About your question, there is a simple answer:
--> The number of output files equals to the number of reducers if your map/reduce job contains a reducer at least.
--> #output_files = #reducers
--> The number of output files equals to the number of mappers (number of input blocks) for a map-only job.
Then, it's a Hadoop implementation you can tweak using different hadoop properties to set the number of reducers/mappers but in any case, your data files will be chunked.
How to figure out your issue?
On the cluster side, you can use the command 'hadoop fs -getmerge inputfolder/ outputfilename'
Within Talend, you can design a Data Integration Job (Standard Job in the palette) in order to list the files contained in a folder, iterate over them, and read each of them in order to send the data into another sink (hdfs, local file, database or any other storage). tHDFSList -- Iterate --> tHDFSInput -- row1 --> tFileOutputDelimited (Append mode) would be a correct design.
I hope my answer is going to help you.
Cheers,
Rémy.

All Replies
Seven Stars

Re: [resolved] part-0001, part-0002, part-0003.... in tHDFSOutput

By the way, I'm using Talend 5.3 Enterprise Edition...
Employee

Re: [resolved] part-0001, part-0002, part-0003.... in tHDFSOutput

Hi,
I'm glad to see you finally have figured your issue out.
About your question, there is a simple answer:
--> The number of output files equals to the number of reducers if your map/reduce job contains a reducer at least.
--> #output_files = #reducers
--> The number of output files equals to the number of mappers (number of input blocks) for a map-only job.
Then, it's a Hadoop implementation you can tweak using different hadoop properties to set the number of reducers/mappers but in any case, your data files will be chunked.
How to figure out your issue?
On the cluster side, you can use the command 'hadoop fs -getmerge inputfolder/ outputfilename'
Within Talend, you can design a Data Integration Job (Standard Job in the palette) in order to list the files contained in a folder, iterate over them, and read each of them in order to send the data into another sink (hdfs, local file, database or any other storage). tHDFSList -- Iterate --> tHDFSInput -- row1 --> tFileOutputDelimited (Append mode) would be a correct design.
I hope my answer is going to help you.
Cheers,
Rémy.
Seven Stars

Re: [resolved] part-0001, part-0002, part-0003.... in tHDFSOutput

Hey rdubois,
Thanks for reply. I understood, but still not convinced - will work on this further and get back to you.

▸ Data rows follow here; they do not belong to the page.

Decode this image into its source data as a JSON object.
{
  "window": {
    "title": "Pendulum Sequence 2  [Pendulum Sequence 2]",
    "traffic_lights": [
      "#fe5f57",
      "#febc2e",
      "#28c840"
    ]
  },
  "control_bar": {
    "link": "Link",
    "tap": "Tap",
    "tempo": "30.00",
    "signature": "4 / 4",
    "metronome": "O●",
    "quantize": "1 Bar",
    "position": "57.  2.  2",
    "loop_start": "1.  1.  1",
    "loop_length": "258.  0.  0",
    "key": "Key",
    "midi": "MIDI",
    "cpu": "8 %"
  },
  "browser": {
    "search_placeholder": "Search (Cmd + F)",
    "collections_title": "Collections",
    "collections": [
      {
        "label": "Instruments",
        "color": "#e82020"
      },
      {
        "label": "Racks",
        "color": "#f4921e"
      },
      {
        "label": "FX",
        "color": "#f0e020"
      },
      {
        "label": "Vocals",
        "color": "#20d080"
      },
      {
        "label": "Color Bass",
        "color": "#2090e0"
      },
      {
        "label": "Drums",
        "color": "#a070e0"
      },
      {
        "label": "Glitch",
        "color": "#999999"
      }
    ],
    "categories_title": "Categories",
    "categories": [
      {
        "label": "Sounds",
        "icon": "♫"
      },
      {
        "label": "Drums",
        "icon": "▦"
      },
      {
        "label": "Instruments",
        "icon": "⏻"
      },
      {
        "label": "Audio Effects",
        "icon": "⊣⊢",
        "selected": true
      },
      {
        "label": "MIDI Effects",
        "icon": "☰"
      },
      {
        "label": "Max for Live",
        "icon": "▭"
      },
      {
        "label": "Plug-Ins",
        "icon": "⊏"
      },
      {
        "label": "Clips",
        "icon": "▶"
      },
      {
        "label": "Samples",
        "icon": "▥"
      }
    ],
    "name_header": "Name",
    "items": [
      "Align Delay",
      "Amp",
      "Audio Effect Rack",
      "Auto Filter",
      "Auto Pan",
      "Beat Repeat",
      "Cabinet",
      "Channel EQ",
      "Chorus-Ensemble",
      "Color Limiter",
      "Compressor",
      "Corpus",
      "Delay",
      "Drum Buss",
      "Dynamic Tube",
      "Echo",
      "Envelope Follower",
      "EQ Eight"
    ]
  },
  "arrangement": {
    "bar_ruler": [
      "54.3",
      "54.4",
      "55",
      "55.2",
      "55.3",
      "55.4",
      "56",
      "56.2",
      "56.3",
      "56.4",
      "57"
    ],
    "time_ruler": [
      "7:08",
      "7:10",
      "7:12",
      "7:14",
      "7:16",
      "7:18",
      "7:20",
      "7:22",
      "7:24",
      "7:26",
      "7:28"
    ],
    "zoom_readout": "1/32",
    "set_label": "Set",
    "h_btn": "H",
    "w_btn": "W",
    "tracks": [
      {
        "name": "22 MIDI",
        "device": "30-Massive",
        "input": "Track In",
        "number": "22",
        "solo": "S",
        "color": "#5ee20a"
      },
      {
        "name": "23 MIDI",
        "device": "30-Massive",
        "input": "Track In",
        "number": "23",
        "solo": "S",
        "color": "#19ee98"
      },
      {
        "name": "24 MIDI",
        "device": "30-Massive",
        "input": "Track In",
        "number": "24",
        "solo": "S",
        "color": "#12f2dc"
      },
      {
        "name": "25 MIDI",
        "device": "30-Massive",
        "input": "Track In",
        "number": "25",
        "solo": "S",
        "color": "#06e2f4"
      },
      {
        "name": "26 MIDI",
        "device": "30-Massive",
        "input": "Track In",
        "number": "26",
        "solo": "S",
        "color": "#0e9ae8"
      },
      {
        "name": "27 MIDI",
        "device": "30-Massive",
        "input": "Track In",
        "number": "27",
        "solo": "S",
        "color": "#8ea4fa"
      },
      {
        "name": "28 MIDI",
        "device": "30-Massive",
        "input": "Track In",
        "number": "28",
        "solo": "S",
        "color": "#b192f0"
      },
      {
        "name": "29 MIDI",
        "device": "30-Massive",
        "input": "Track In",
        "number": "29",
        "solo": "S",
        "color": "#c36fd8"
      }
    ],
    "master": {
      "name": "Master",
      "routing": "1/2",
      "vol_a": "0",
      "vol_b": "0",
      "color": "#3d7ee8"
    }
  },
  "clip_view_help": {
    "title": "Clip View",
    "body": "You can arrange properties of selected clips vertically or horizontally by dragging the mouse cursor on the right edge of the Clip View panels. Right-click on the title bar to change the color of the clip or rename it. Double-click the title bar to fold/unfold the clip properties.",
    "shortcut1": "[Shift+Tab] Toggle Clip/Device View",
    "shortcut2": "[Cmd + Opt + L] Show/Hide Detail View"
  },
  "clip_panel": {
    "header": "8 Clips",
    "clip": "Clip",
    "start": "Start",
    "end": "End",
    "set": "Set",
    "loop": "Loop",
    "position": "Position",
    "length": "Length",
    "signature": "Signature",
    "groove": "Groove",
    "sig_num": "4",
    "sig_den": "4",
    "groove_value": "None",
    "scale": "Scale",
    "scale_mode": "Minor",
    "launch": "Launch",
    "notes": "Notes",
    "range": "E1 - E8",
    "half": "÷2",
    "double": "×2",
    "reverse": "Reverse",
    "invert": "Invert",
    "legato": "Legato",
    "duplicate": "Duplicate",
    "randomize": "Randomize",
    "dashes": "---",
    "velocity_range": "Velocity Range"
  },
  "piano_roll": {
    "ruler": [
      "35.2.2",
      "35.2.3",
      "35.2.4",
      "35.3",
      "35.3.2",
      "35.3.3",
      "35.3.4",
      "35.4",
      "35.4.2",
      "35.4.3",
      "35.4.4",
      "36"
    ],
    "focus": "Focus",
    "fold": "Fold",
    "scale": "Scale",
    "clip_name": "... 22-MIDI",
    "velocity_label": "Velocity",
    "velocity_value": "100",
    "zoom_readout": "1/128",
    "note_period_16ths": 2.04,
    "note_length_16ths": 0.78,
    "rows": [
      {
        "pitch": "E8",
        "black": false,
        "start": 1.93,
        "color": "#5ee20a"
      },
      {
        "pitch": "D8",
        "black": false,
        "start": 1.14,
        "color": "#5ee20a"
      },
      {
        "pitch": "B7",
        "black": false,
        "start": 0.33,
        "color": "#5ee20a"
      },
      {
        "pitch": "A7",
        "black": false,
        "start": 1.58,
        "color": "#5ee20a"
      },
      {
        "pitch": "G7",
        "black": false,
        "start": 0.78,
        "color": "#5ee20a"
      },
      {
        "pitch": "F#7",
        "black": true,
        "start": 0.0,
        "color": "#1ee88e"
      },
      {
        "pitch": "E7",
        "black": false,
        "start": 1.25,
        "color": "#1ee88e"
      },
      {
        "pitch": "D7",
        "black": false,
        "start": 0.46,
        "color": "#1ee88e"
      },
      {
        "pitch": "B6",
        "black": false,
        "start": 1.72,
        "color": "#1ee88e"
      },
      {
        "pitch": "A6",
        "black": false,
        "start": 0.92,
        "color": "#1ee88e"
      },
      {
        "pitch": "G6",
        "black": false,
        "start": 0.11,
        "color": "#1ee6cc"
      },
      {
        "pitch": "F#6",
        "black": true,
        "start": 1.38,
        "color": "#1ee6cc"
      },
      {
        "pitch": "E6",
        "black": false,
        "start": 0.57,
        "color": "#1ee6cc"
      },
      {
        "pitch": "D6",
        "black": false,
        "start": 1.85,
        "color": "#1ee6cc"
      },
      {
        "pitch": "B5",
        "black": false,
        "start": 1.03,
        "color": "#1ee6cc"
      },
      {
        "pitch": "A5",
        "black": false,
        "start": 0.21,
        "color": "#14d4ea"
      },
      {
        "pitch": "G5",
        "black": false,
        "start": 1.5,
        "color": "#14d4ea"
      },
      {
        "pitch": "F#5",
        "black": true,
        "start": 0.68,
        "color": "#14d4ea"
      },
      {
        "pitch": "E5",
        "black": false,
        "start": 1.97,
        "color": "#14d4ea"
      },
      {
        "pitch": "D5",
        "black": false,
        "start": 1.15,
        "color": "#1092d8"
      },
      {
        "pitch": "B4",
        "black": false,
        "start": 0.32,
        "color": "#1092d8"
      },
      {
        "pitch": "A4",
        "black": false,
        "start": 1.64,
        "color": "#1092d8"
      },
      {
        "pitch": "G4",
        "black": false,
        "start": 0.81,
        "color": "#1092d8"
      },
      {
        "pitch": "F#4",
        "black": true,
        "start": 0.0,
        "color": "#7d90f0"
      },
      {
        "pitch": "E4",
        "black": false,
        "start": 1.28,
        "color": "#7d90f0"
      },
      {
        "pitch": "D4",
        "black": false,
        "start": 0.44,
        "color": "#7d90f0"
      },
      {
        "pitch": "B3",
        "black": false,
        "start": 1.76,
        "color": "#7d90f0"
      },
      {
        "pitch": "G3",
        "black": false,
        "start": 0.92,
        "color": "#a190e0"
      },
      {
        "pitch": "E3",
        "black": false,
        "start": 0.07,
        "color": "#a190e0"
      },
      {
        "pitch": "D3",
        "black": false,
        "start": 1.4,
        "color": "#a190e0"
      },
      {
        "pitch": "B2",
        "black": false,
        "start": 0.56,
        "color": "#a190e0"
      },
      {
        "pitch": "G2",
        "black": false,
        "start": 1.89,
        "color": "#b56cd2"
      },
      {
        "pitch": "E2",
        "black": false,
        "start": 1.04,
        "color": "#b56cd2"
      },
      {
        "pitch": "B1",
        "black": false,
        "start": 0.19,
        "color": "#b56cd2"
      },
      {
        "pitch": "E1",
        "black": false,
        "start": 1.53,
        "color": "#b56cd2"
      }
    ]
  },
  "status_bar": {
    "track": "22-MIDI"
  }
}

Re: [resolved] part-0001, part-0002, part-0003.... in tHDFSOutput

Hi,
Please let me know if you figured out anything though the above method will work it will be time consuming and also will move the block out of hdfs and back to append to single target.
If I have to do the same for multiple set of files it will be more time consuming.
Thanks,
Swami.
Seven Stars

Re: [resolved] part-0001, part-0002, part-0003.... in tHDFSOutput

In 5.4.1 version, tHDFSoutput component has "Merge configuration" option which would solve this problem. Please see the screen shot attached. I'm pretty sure this option was not available in earlier version. Hope this helps.